Ian grew up in Stoke on Trent, a city he still feels passionately about and returns to often to paint. His earliest memories are of sitting painting with his granddad, a well respected watercolourist in his own right, whose brushes Ian still uses to this day.
40 years later Ian is a full time professional artist, exhibiting and selling work as far as New York - and Still using his grandad’s brushes! In 2016, his mother discovered a box of slides depicting photographs of Stoke that Ian's granddad had planned on paint but passed away before he had the chance.
The artists recent work aims to take these photographs and produce the paintings his granddad never got the chance to. Many of the locations have changed since the photos were shot in the 70s, for better and for worse. Some house world class businesses, some lie quietly unnoticed. Inspired by his granddad, the artist attempts to continue his legacy through his own practice.
‘Ian Mood is an artist who is drawn towards the shifting vastness of the landscape; it’s unpredictability and awesome might. Through his work he seeks to capture some of the defining qualities of our brooding landscape: how, in the space of a single walk one can experience all the vagaries of the English weather system – from being caught in a sudden downpour to the unexpected flash of brilliant light that breaks through the pearly canopy of low-lying cloud.’ Michael Howard, Royal Society of Arts
In an age that seems intent upon commodifying natural landscapes into near non-existence, Ian offers a delicate reminder of the dynamic force of the natural world.

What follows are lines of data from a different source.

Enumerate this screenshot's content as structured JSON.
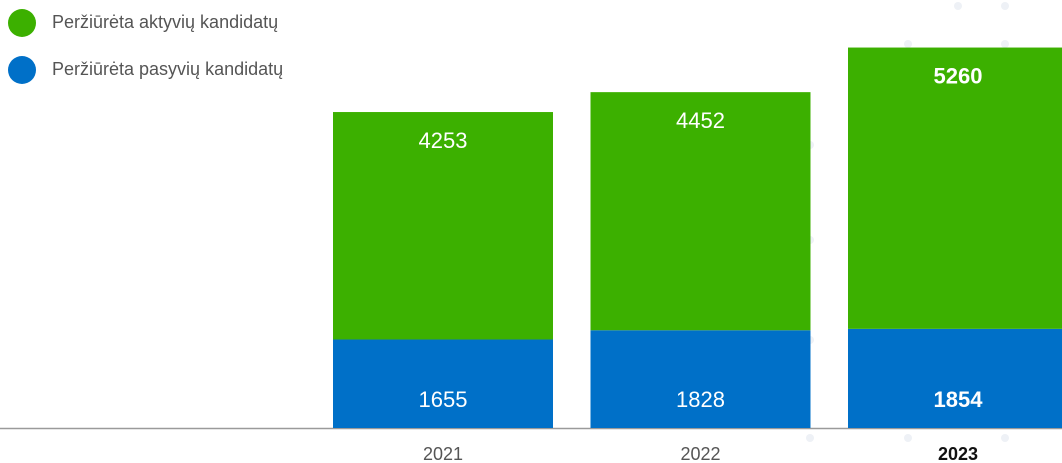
{
  "chart_data": {
    "type": "stacked_bar",
    "categories": [
      "2021",
      "2022",
      "2023"
    ],
    "series": [
      {
        "name": "Peržiūrėta pasyvių kandidatų",
        "color": "#0070c8",
        "values": [
          1655,
          1828,
          1854
        ]
      },
      {
        "name": "Peržiūrėta aktyvių kandidatų",
        "color": "#3cb000",
        "values": [
          4253,
          4452,
          5260
        ]
      }
    ],
    "highlight": "2023",
    "legend": "top-left"
  }
}
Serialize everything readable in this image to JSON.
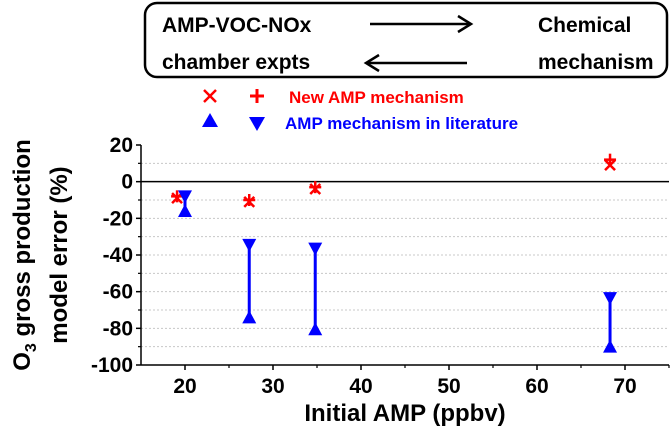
{
  "diagram": {
    "left_line1": "AMP-VOC-NOx",
    "left_line2": "chamber expts",
    "right_line1": "Chemical",
    "right_line2": "mechanism",
    "arrow_top": "right-arrow-icon",
    "arrow_bottom": "left-arrow-icon"
  },
  "legend": [
    {
      "label": "New AMP mechanism",
      "color": "#ff0000",
      "markers": [
        "x-marker-icon",
        "plus-marker-icon"
      ]
    },
    {
      "label": "AMP mechanism in literature",
      "color": "#0000ff",
      "markers": [
        "triangle-up-icon",
        "triangle-down-icon"
      ]
    }
  ],
  "chart_data": {
    "type": "scatter",
    "title": "",
    "xlabel": "Initial AMP (ppbv)",
    "ylabel_line1": "O3 gross production",
    "ylabel_line1_main": "O",
    "ylabel_line1_sub": "3",
    "ylabel_line1_rest": " gross production",
    "ylabel_line2": "model error (%)",
    "xlim": [
      15,
      75
    ],
    "ylim": [
      -100,
      20
    ],
    "xticks": [
      20,
      30,
      40,
      50,
      60,
      70
    ],
    "xtick_labels": [
      "20",
      "30",
      "40",
      "50",
      "60",
      "70"
    ],
    "xminor": [
      25,
      35,
      45,
      55,
      65,
      75
    ],
    "yticks": [
      20,
      0,
      -20,
      -40,
      -60,
      -80,
      -100
    ],
    "ytick_labels": [
      "20",
      "0",
      "-20",
      "-40",
      "-60",
      "-80",
      "-100"
    ],
    "yminor": [
      10,
      -10,
      -30,
      -50,
      -70,
      -90
    ],
    "grid": "dotted horizontal every 10",
    "zero_line": true,
    "series": [
      {
        "name": "New AMP mechanism (x)",
        "marker": "x",
        "color": "#ff0000",
        "points": [
          [
            19.1,
            -9
          ],
          [
            27.3,
            -11
          ],
          [
            34.8,
            -4
          ],
          [
            68.3,
            9
          ]
        ]
      },
      {
        "name": "New AMP mechanism (+)",
        "marker": "+",
        "color": "#ff0000",
        "points": [
          [
            19.1,
            -8
          ],
          [
            27.3,
            -10
          ],
          [
            34.8,
            -3
          ],
          [
            68.3,
            12
          ]
        ]
      },
      {
        "name": "AMP mechanism in literature (up)",
        "marker": "triangle-up",
        "color": "#0000ff",
        "points": [
          [
            20.0,
            -16
          ],
          [
            27.3,
            -74
          ],
          [
            34.8,
            -80.5
          ],
          [
            68.3,
            -90
          ]
        ]
      },
      {
        "name": "AMP mechanism in literature (down)",
        "marker": "triangle-down",
        "color": "#0000ff",
        "points": [
          [
            20.0,
            -8
          ],
          [
            27.3,
            -34.5
          ],
          [
            34.8,
            -36.5
          ],
          [
            68.3,
            -63.5
          ]
        ]
      }
    ]
  }
}
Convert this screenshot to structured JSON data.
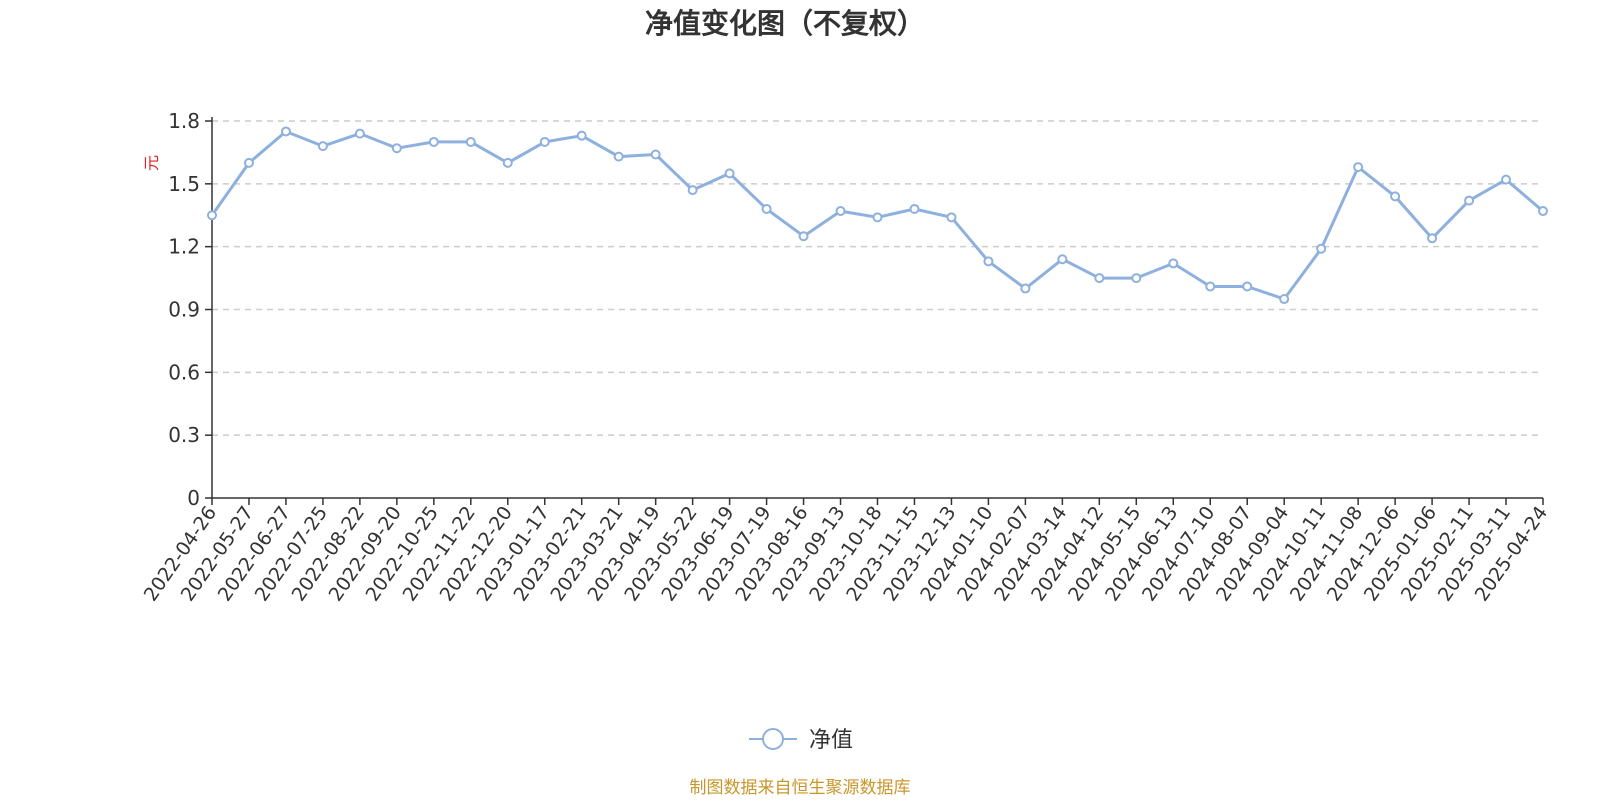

He plays with both colour and composition to suggest surfaces and structures that seem barely there and yet possess an apparent sense of solidity. In his works, liquid touches of paint swirl, gather and disperse, like reflections on the surface of a disturbed pool of water, to create a perfect equivalence for the play of light and colour that characterises our experience of vast northern landscape.
Ians paintings have been shown in the Wedgwood Museum and Burslem School of Art, as well as other locations around the UK.